It was, I believe, around the end of August 1984 when I learned that a number of my McDonald’s colleagues were going to Birmingham to see Depeche Mode play at the Odeon cinema there. I decided that I had to go along, too.
In truth, I am pretty sure that they didn’t deliberately plan the trip without me. I had taken several weeks off that summer to study for my O levels and the tickets were probably booked then. But, in a rare, show of initiative, I decided that this didn’t mean that I couldn’t go, too.
In those pre-internet days, the easiest way to get a concert ticket was to go to the venue and pay for it. So, when I had a day off, I took a train to Birmingham, walked to the Odeon, and astounded the guy in the ticket office by turning down a seat front and centre of the cinema in favour of one in the row in front of my friends. Having only been to one concert before, I wasn’t brave enough to sit entirely on my own.
All that then remained was to wait until the event was mentioned, announce that by happy coincidence, I too had a ticket for that show. I am not sure that I fooled anyone, but to their credit they allowed me to tag along with them.
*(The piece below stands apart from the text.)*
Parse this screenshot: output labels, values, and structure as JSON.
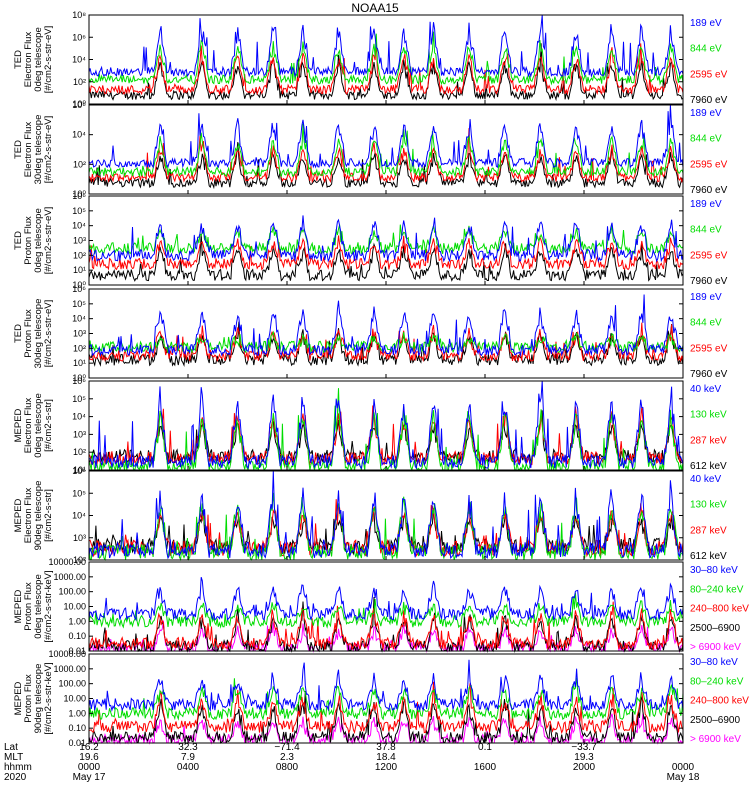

And it was a wonderful show. I remember well the projected stained glass windows during ‘Blasphemous Rumours’, the runway down which the boyish Dave Gahan paraded from back to front of the stage, and Martin Gore singing ‘Somebody’ under a cold, stark, spotlight. But I also remember the excitement of the journey there, the buzz of the journey home, and the fact that the people I was with hardly seemed to stop talking and teasing me about what they saw as a burgeoning relationship between me and a female colleague. A subject upon which it turned out they knew far more than I did.